Since the implementation of the protocol, two patients with suspected epidural hematoma have undergone treatment at the medical center: a 69-year-old man with an epidural for a hip fracture and a 53-year-old woman with a thoracic epidural after abdominal surgery. In each case, the patient went through the entire protocol in less than two hours. The scans of both patients proved negative, but as Dr. Gupta explained, in such cases the process is far more important than the product. “We shouldn’t balk in making the decision to get the scan done.

“In my mind, the model is like that for appendectomy,” he said. “You want a certain rate of false-negatives. And with the amount of anticoagulation being used, I think that something like this is more important now than it ever has been. I hope we have lots of negative scans, because we don’t want to miss the positive ones.”

Richard W. Rosenquist, MD, director of the Center for Pain Medicine and Regional Anesthesia at the University of Iowa in Iowa City, agreed that the protocol could play an important role. Regardless of the reason for the development of an epidural hematoma, time is of the essence in its diagnosis and treatment, he said. “A well-defined protocol that cuts through the red tape and bureaucracy and leads to a rapid diagnosis and appropriate treatment is extremely important. The more rapidly an epidural hematoma is diagnosed and treated, the greater the chances are that the patient will recover.”

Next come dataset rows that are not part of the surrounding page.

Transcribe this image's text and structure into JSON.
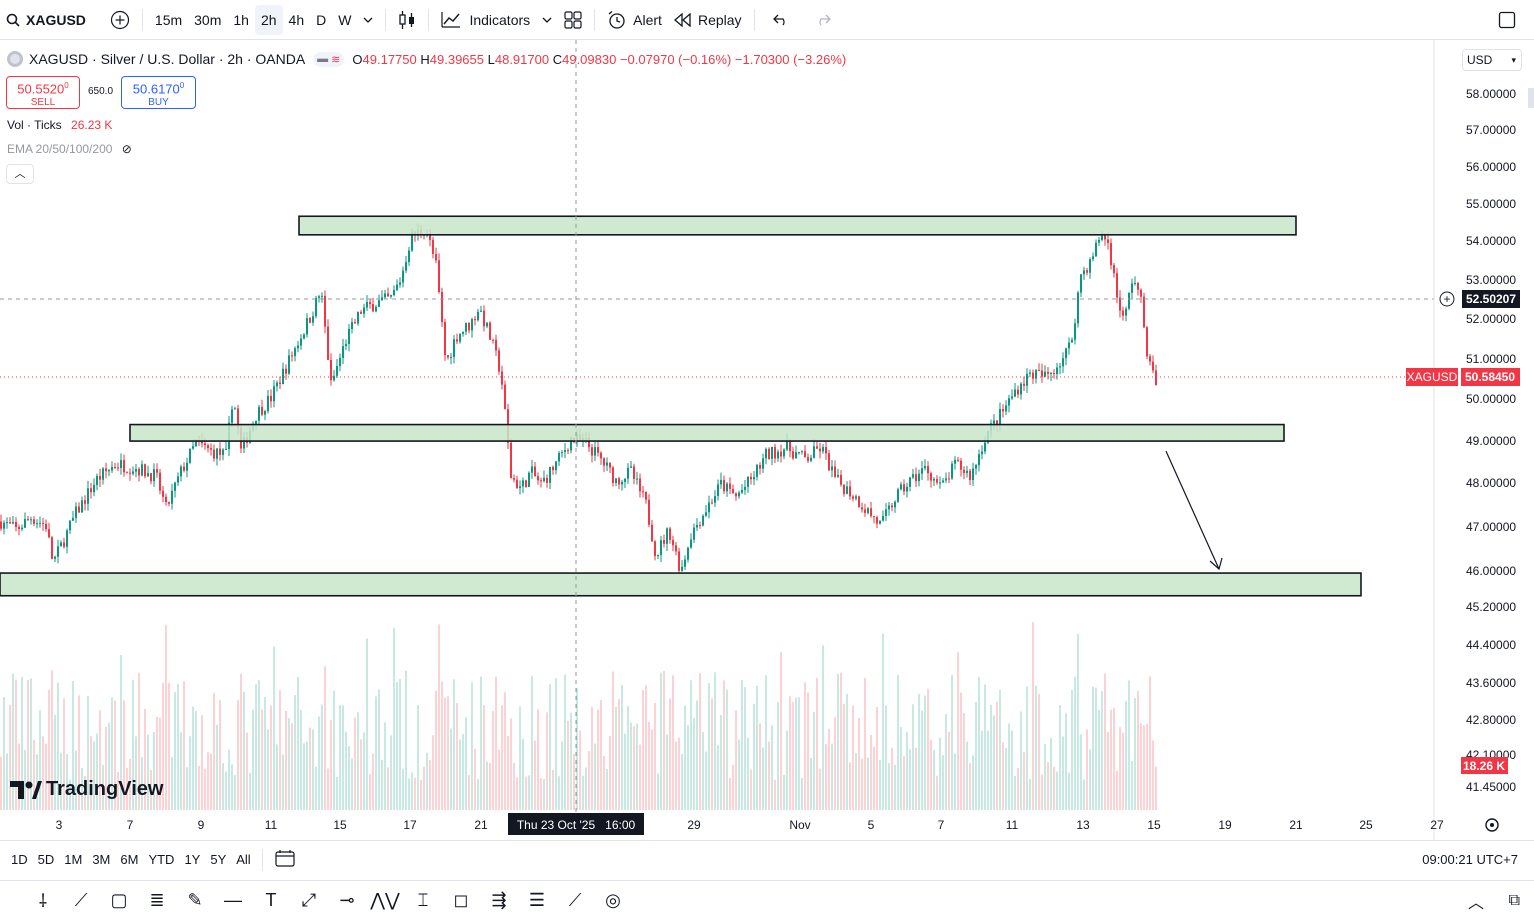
{
  "toolbar": {
    "symbol": "XAGUSD",
    "intervals": [
      "15m",
      "30m",
      "1h",
      "2h",
      "4h",
      "D",
      "W"
    ],
    "active_interval": "2h",
    "indicators_label": "Indicators",
    "alert_label": "Alert",
    "replay_label": "Replay"
  },
  "legend": {
    "title": "XAGUSD · Silver / U.S. Dollar · 2h · OANDA",
    "o_label": "O",
    "o": "49.17750",
    "h_label": "H",
    "h": "49.39655",
    "l_label": "L",
    "l": "48.91700",
    "c_label": "C",
    "c": "49.09830",
    "change": "−0.07970 (−0.16%)",
    "change2": "−1.70300 (−3.26%)"
  },
  "trade": {
    "sell_price": "50.5520",
    "sell_sup": "0",
    "sell_label": "SELL",
    "spread": "650.0",
    "buy_price": "50.6170",
    "buy_sup": "0",
    "buy_label": "BUY"
  },
  "indicators": {
    "vol_label": "Vol · Ticks",
    "vol_value": "26.23 K",
    "ema_label": "EMA 20/50/100/200"
  },
  "currency": "USD",
  "price_scale": [
    "58.00000",
    "57.00000",
    "56.00000",
    "55.00000",
    "54.00000",
    "53.00000",
    "52.00000",
    "51.00000",
    "50.00000",
    "49.00000",
    "48.00000",
    "47.00000",
    "46.00000",
    "45.20000",
    "44.40000",
    "43.60000",
    "42.80000",
    "42.10000",
    "41.45000"
  ],
  "crosshair_price": "52.50207",
  "last_price_symbol": "XAGUSD",
  "last_price": "50.58450",
  "volume_label": "18.26 K",
  "time_axis": [
    "3",
    "7",
    "9",
    "11",
    "15",
    "17",
    "21",
    "29",
    "Nov",
    "5",
    "7",
    "11",
    "13",
    "15",
    "19",
    "21",
    "25",
    "27"
  ],
  "crosshair_time": "Thu 23 Oct '25   16:00",
  "logo": "TradingView",
  "ranges": [
    "1D",
    "5D",
    "1M",
    "3M",
    "6M",
    "YTD",
    "1Y",
    "5Y",
    "All"
  ],
  "clock": "09:00:21 UTC+7",
  "colors": {
    "up": "#089981",
    "down": "#f23645",
    "zone_fill": "#c8e6c9",
    "accent": "#2962ff"
  },
  "chart_data": {
    "type": "candlestick",
    "path": [
      [
        0,
        47.2
      ],
      [
        15,
        47.0
      ],
      [
        30,
        47.3
      ],
      [
        45,
        47.1
      ],
      [
        52,
        46.2
      ],
      [
        60,
        46.6
      ],
      [
        75,
        47.4
      ],
      [
        95,
        48.2
      ],
      [
        115,
        48.6
      ],
      [
        135,
        48.5
      ],
      [
        155,
        48.3
      ],
      [
        165,
        47.5
      ],
      [
        180,
        48.4
      ],
      [
        195,
        49.1
      ],
      [
        210,
        48.9
      ],
      [
        225,
        48.8
      ],
      [
        232,
        50.3
      ],
      [
        240,
        48.9
      ],
      [
        255,
        49.8
      ],
      [
        270,
        50.2
      ],
      [
        290,
        51.2
      ],
      [
        310,
        52.2
      ],
      [
        320,
        52.8
      ],
      [
        330,
        50.5
      ],
      [
        345,
        51.6
      ],
      [
        360,
        52.3
      ],
      [
        375,
        52.5
      ],
      [
        390,
        52.6
      ],
      [
        400,
        53.1
      ],
      [
        410,
        54.1
      ],
      [
        425,
        54.3
      ],
      [
        435,
        53.4
      ],
      [
        445,
        51.0
      ],
      [
        455,
        51.7
      ],
      [
        470,
        52.0
      ],
      [
        478,
        52.4
      ],
      [
        490,
        51.6
      ],
      [
        500,
        50.8
      ],
      [
        510,
        48.3
      ],
      [
        520,
        48.0
      ],
      [
        530,
        48.4
      ],
      [
        540,
        48.1
      ],
      [
        555,
        48.6
      ],
      [
        570,
        49.2
      ],
      [
        585,
        49.1
      ],
      [
        600,
        48.7
      ],
      [
        615,
        48.2
      ],
      [
        630,
        48.4
      ],
      [
        645,
        47.6
      ],
      [
        655,
        46.4
      ],
      [
        668,
        47.0
      ],
      [
        680,
        46.0
      ],
      [
        690,
        46.9
      ],
      [
        705,
        47.5
      ],
      [
        720,
        48.1
      ],
      [
        735,
        47.8
      ],
      [
        750,
        48.2
      ],
      [
        765,
        48.8
      ],
      [
        785,
        49.0
      ],
      [
        805,
        48.7
      ],
      [
        820,
        49.0
      ],
      [
        835,
        48.2
      ],
      [
        850,
        47.9
      ],
      [
        865,
        47.5
      ],
      [
        880,
        47.1
      ],
      [
        895,
        47.8
      ],
      [
        910,
        48.2
      ],
      [
        925,
        48.5
      ],
      [
        940,
        48.0
      ],
      [
        955,
        48.6
      ],
      [
        970,
        48.3
      ],
      [
        985,
        49.3
      ],
      [
        1000,
        49.8
      ],
      [
        1015,
        50.4
      ],
      [
        1030,
        50.8
      ],
      [
        1045,
        50.7
      ],
      [
        1060,
        51.1
      ],
      [
        1070,
        51.5
      ],
      [
        1080,
        53.2
      ],
      [
        1090,
        53.5
      ],
      [
        1100,
        54.2
      ],
      [
        1108,
        53.9
      ],
      [
        1115,
        52.8
      ],
      [
        1123,
        52.0
      ],
      [
        1132,
        53.2
      ],
      [
        1140,
        52.5
      ],
      [
        1148,
        51.0
      ],
      [
        1157,
        50.5
      ]
    ],
    "zones": [
      {
        "top": 54.6,
        "bottom": 54.15
      },
      {
        "top": 49.55,
        "bottom": 49.15
      },
      {
        "top": 45.95,
        "bottom": 45.4
      }
    ],
    "projection": {
      "from": 49.1,
      "to": 46.0
    }
  }
}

Dr. Rosenquist said that unfortunately, even in patients who undergo rapid diagnosis and treatment, a perfect recovery is not always possible. This type of protocol will certainly improve the chance for a successful outcome, he said. “The protocol as described should not be that difficult to implement, especially as it resembles other initiatives in place in many hospitals, such as a rapid-response team or a code stroke team.”